Proteinuria versus albuminuria in chronic kidney disease

Abstract

Chronic kidney disease (CKD) is defined according to a decrease in the glomerular filtration rate and kidney damage such as proteinuria or albuminuria. Dip-stick proteinuria is only sensitive to albumin and correlates poorly with quantitative 24 h proteinuria, the most commonly used measure in renoprotective randomized controlled clinical trials (RCT). The amount of proteinuria correlates with the efficacy of angiotensin-converting enzyme inhibitors in non-diabetics in RCT. Random urine protein to creatinine ratio (PCR) or albumin to creatinine ratio (ACR) correlates with 24 h urinary excretion. Dip-stick proteinuria correlates poorly with ACR, while PCR correlates reasonably well with ACR. Because of a high analytical variability, efforts are in progress to standardize ACR (but not PCR) measurement.
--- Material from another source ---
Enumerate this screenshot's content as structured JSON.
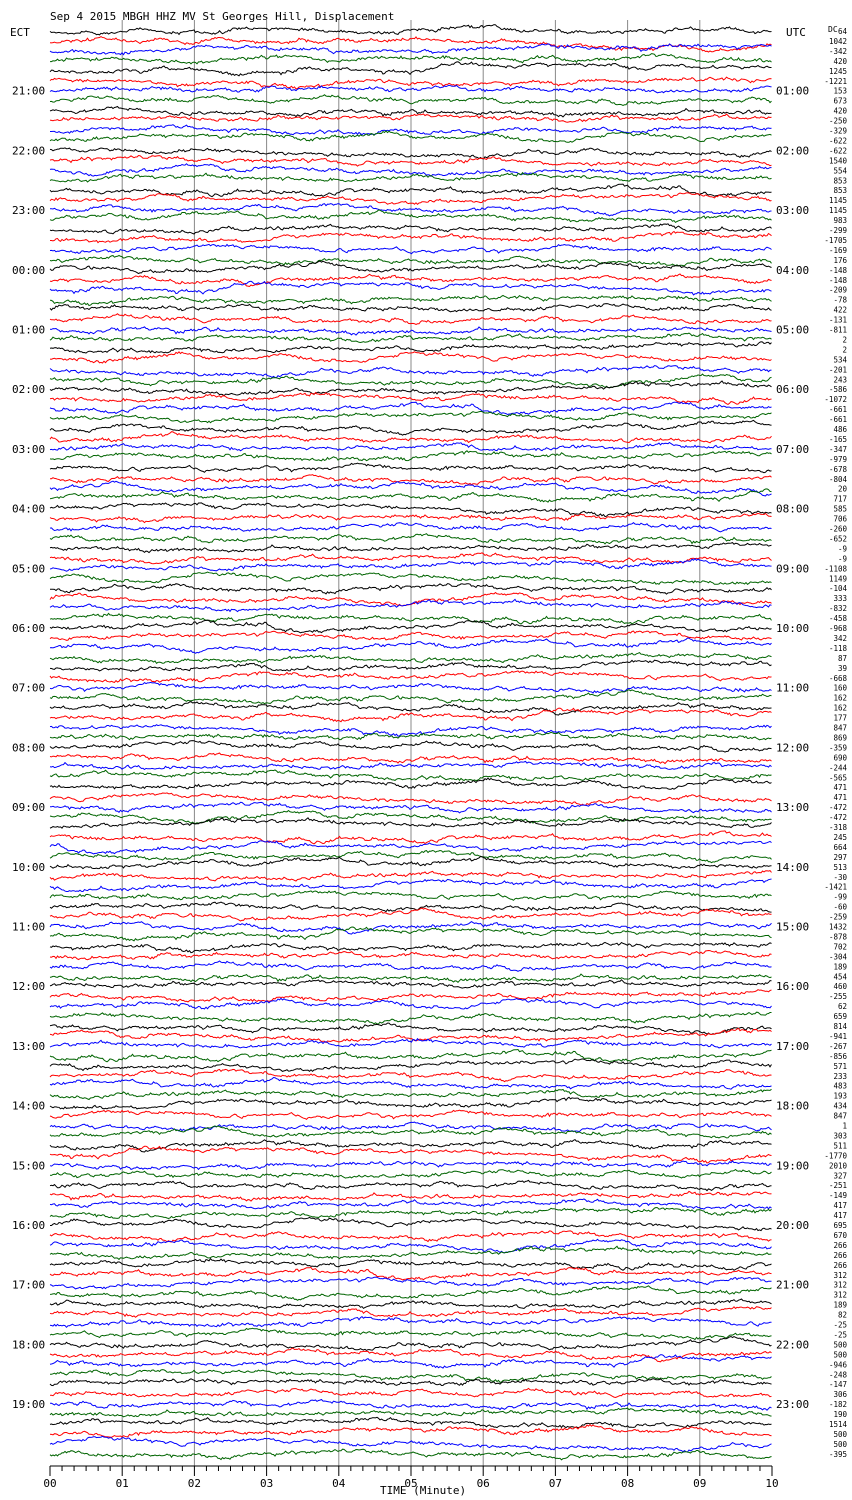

There have been no studies on the direct comparison between proteinuria and albuminuria in terms of utilities (biomarker, surrogate end-point and cost-effectiveness). In this regard, both proteinuria and albuminuria are good biomarkers for cardiovascular events, renal events or mortality. However, there are limitations in RCT regarding the validity of proteinuria or albuminuria as a surrogate end-point. In contrast, measuring proteinuria or albuminuria followed by treatment with angiotensin inhibitors is cost-effective for diabetics, hypertension and aging. CKD guidelines differ in their opinions regarding the choice between ACR and PCR. Based on the current evidence, ACR might be recommended for the diabetics and PCR for the non-diabetics.